Story by Steve St. Angelo | Photography by Chris Hartlove
PhD student works to break the silence on ‘hearing health’ and loneliness
Jonathan Suen can recall moments in his life when it felt as though someone physically took him by the shoulders and pointed him in an alternative direction that suddenly made all the sense in the world. He’s learned to go with it.
Growing up in a multilingual family (English, Mandarin, Taiwanese, and Japanese) on Long Island, NY, he became fascinated with how comparable expressions came to life across each language. That fascination spread to sign language and the nuances of communication among deaf and hard-of-hearing populations. He served two years as a Peace Corps volunteer in Kenya working in deaf education and then earned a clinical doctorate in audiology at Gallaudet University in Washington, DC. “Sign language pushed me to see that just because I’m familiar with a certain way, it doesn’t mean it’s the only way.”
A postdoctoral fellowship brought Suen to the Johns Hopkins School of Medicine, where the advisory board for a community-based hearing care study introduced him to several JHSON faculty. “I was struck by the ways they would answer my questions and by the type of questions they would ask me regarding community health.

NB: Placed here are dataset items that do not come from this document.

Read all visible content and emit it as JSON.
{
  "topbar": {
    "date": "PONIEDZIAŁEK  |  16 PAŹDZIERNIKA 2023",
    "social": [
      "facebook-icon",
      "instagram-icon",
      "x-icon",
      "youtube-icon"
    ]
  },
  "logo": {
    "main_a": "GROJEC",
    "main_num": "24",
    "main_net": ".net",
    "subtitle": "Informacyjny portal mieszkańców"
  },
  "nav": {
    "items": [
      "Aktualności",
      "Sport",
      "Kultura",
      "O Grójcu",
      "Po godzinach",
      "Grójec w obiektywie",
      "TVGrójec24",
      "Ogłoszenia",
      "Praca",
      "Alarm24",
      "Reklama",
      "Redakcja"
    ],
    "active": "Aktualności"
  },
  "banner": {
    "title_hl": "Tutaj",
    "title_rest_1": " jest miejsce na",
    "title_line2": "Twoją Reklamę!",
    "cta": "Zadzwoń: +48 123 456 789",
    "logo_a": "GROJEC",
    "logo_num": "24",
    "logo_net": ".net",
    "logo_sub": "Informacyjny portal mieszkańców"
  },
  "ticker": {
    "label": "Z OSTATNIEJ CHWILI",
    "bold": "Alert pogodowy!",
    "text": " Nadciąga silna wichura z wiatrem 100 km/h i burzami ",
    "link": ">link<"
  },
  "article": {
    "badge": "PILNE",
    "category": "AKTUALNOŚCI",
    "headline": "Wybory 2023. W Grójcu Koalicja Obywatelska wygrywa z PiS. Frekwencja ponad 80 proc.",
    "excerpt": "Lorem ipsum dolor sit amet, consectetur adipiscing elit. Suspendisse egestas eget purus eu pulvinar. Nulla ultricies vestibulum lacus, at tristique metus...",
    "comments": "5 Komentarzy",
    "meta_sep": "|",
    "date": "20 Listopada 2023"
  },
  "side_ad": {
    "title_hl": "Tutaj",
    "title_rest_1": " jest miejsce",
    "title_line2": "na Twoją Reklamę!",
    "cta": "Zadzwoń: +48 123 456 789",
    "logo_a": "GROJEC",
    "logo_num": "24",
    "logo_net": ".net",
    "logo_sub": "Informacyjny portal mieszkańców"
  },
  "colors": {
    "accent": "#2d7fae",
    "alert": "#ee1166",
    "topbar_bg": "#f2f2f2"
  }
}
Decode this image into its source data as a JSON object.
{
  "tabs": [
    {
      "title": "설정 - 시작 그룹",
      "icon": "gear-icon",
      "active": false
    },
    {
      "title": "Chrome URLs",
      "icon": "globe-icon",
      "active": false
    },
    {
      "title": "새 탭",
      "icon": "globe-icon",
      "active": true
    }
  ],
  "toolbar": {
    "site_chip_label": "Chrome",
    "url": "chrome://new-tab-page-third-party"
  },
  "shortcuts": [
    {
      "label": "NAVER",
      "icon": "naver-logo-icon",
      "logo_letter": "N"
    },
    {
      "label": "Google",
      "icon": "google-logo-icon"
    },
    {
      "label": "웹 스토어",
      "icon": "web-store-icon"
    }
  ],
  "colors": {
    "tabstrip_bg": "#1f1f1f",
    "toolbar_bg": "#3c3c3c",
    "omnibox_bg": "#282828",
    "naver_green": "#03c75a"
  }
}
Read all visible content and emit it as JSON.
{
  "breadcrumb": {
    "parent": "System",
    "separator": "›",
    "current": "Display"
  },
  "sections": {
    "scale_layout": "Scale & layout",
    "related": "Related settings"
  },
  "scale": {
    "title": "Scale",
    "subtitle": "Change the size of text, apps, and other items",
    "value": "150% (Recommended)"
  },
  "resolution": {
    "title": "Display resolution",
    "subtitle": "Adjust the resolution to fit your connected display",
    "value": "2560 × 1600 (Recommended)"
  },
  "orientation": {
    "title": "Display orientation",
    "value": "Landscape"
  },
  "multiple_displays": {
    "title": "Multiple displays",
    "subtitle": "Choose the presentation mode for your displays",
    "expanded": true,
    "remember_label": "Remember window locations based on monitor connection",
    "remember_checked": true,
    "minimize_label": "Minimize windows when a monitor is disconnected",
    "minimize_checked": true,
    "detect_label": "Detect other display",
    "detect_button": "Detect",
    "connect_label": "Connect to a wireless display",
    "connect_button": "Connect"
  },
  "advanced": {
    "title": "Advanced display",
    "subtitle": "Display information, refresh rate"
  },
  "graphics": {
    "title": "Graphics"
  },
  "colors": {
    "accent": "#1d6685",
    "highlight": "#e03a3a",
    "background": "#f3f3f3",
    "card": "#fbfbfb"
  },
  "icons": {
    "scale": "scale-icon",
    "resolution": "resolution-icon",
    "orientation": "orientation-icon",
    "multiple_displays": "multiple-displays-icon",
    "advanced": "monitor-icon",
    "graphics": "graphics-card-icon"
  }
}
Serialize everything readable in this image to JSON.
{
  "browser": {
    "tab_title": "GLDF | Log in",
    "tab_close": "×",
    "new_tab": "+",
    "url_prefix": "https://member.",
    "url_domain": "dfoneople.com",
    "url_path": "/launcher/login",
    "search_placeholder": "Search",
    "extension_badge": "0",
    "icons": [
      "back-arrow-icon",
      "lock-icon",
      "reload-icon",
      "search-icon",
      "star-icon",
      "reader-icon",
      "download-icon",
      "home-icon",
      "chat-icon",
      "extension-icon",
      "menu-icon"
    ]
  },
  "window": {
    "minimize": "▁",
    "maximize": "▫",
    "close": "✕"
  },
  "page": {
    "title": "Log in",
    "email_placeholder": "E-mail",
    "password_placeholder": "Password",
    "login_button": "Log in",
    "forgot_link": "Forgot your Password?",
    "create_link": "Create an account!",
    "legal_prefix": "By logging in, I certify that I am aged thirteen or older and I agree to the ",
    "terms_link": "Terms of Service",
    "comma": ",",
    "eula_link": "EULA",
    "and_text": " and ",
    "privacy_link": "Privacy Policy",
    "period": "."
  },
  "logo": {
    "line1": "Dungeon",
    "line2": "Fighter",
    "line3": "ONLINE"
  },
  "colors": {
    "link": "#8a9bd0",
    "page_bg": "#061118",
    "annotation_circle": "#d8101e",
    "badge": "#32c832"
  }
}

There was something about the perspectives that they brought to our study that resonated with me,” Suen explains. “I had aspirations for further research training, and I started to ask whether the School of Nursing’s PhD program would accept applicants without a nursing background.”
Now part of that program, Suen hopes to address hearing health equity and issues of loneliness, isolation, and hearing loss among older adults. “We know that as Americans age, the number of people living alone tends to increase,” he says. “But even people who are socially integrated express loneliness. This highlights a distinction between social isolation and loneliness. … We don’t fully understand the connections with hearing loss yet nor how we should address them holistically in health care, but we are seeing that age-related hearing loss is associated with adverse outcomes like accelerated cognitive decline and that loneliness can lead to increased stress and even earlier death.”
Additionally, as Suen explains, many who could benefit from hearing aids commonly refuse them for several reasons:
- They can be expensive.
- They often require several follow-up appointments, complicated by transportation challenges.
- They take time getting used to. “It’s like a new pair of shoes … if you keep taking them off too soon, they’ll never break in.”
Another problem Suen sees is a health care approach “propped up by dated notions that hearing loss was a natural part of getting older” and therefore excluded from routine care. The answer? Begin by reframing perspectives and increasing awareness around the value of “hearing health.” He points to physical fitness, once considered a luxury concept, until it was promoted as a fundamental for health and well-being: “This can help you live longer and better.”
So Suen is ready to point health care in an alternative direction.